Egzoz dumanında ısınan Suriyeli çocuklar dışında güvenlikli lüks villalarda yaşayan Suriyeliler de var. Savaştan kaçan ‘Beyaz Suriyeliler’ Sulukule’de kendilerine yeni bir hayat kurdu. Okulları, marketleri, lokantaları, berberleri hatta Suriyeli doktorların çalıştığı hastaneleri bile var.
İLKER AKGÜNGÖR – EMRE ESER / VATAN HABER MERKEZİ
Eskiden Romanların oturduğu, sokaklarından darbuka ve keman seslerinin yayıldığı Sulukule bir süredir ‘Küçük Suriye’ olarak anılıyor. Eski evlerin yıkılıp yerlerine villa yapılmasıyla bir anda lüks bir mahalleye dönüşen Sulukule ve çevresi artık Suriyelilere ait okulları, polikliniği, Arapça tabelalı marketleri, berberleri, aktarları, lokantaları ve hatta öğrenci yurtlarıyla Halep’in ya da Şam’ın bir mahallesinden farksız görünüyor. Fatih Belediyesi ile TOKİ işbirliğinin kentsel dönüşüm projesi olan Fatih Sulukule TOKİ Konutları’nın sokaklarında derdinizi neredeyse Türkçe anlatmak imkansız. Ya Türkçe bilen birisine ya da İngilizceye ihtiyacınız var. 577 konut ve 60 dükkandan oluşan sitede dolu villa sayısı 250 civarında.

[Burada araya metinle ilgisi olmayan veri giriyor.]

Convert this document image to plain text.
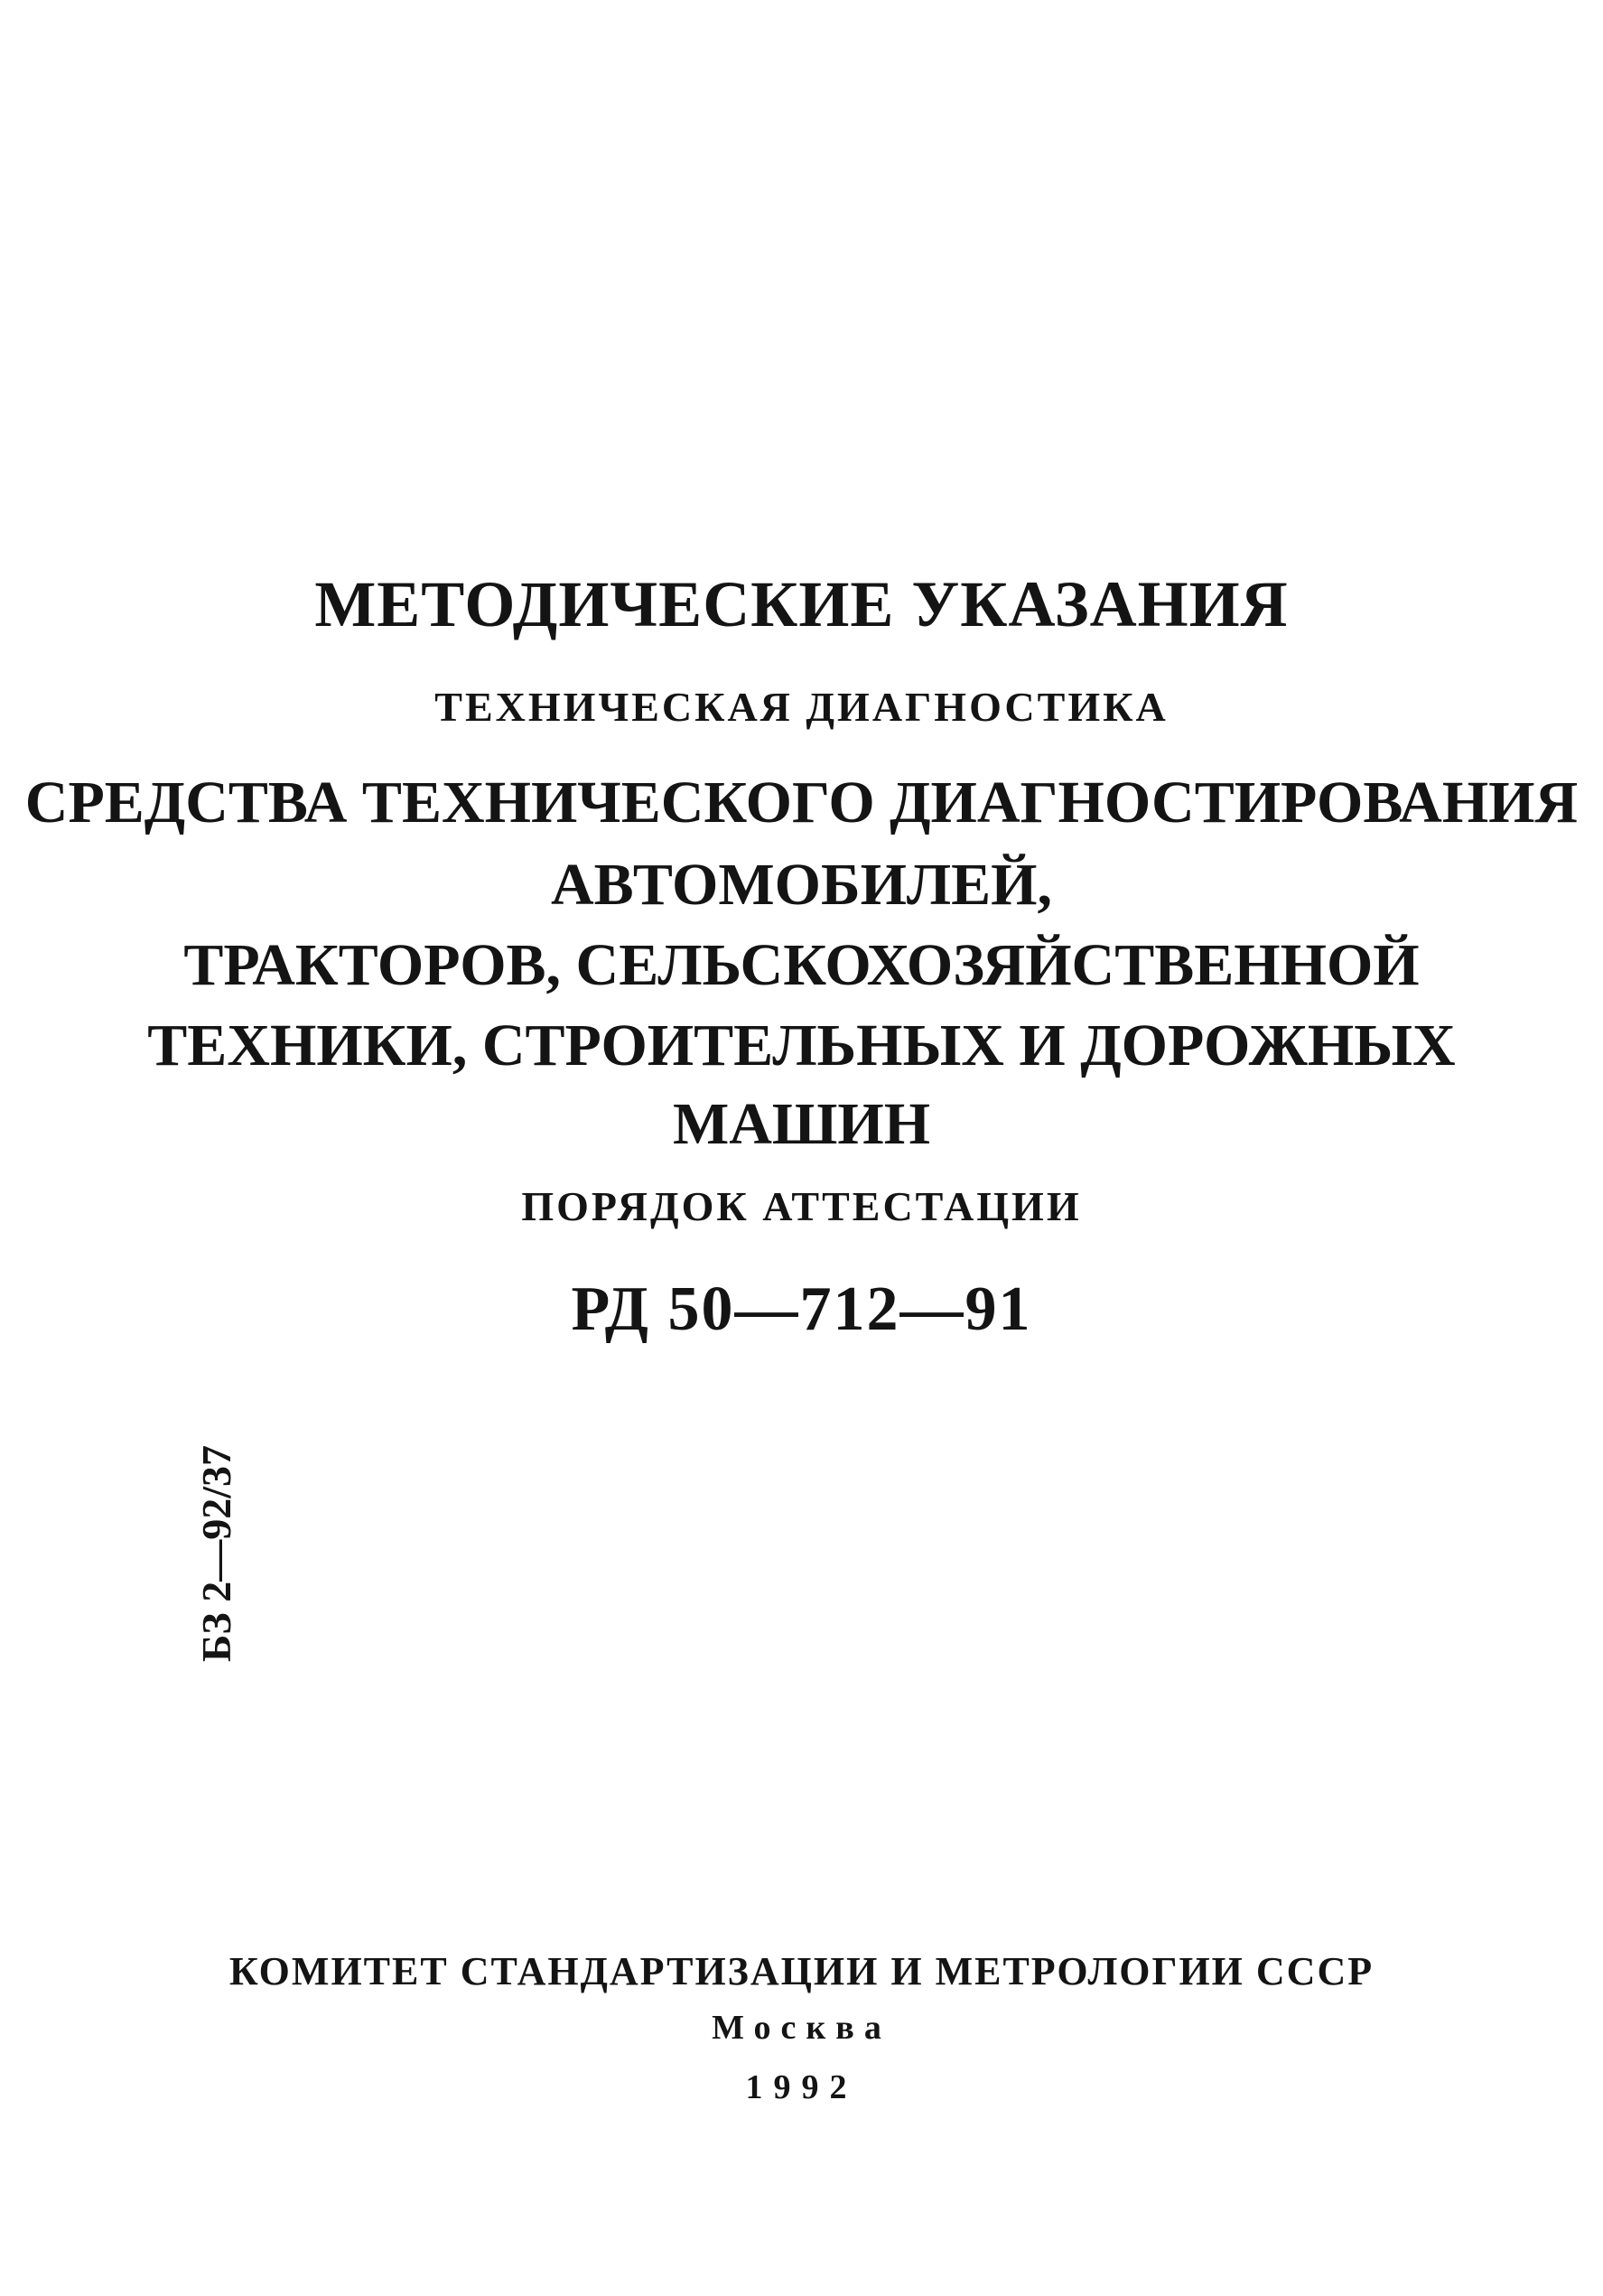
МЕТОДИЧЕСКИЕ УКАЗАНИЯ
ТЕХНИЧЕСКАЯ ДИАГНОСТИКА
СРЕДСТВА ТЕХНИЧЕСКОГО ДИАГНОСТИРОВАНИЯ
АВТОМОБИЛЕЙ,
ТРАКТОРОВ, СЕЛЬСКОХОЗЯЙСТВЕННОЙ
ТЕХНИКИ, СТРОИТЕЛЬНЫХ И ДОРОЖНЫХ
МАШИН
ПОРЯДОК АТТЕСТАЦИИ
РД 50—712—91
БЗ 2—92/37
КОМИТЕТ СТАНДАРТИЗАЦИИ И МЕТРОЛОГИИ СССР
Москва
1992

Burada hali vakti yerinde Suriyelilerin yaşadığı villalar ise 200’u buluyor.
Villaların önünde lüks arabalar
Sitede bulunan evlerin satış fiyatı 350 bin liradan başlayıp büyüklüklerine göre 900 bin liraya kadar çıkıyor. 2+1 daireler 1.500 liradan başlayan fiyatlarla kiralanıyor. Sulukule’ deki villaların önünde ya da garajında Suriye plakalı 4×4 cipler, lüks sedan otomobiller eksik olmuyor. Garajların içerisinde kendi vatanlarından getirdikleri ya da burada sonradan satın aldıkları arabalar dizilmiş bekliyor. Konutlarda oturan bir çok genç üniversite mezunu ve ülkesinde durumu iyi olan ailelerin çocukları. Hepsi dağılan ailelerinden koparak Türkiye savrulmuş. İçeride gezmeye başladığımızda ilk olarak karşımıza villaların arasında bir market çıkıyor. Daha sonra bir alt sokağa indiğimizde ise Suriyeliler tarafından işletilen yan yana dizilmiş berber, bakkal, lokanta ve aktar dükkanlarını görüyoruz.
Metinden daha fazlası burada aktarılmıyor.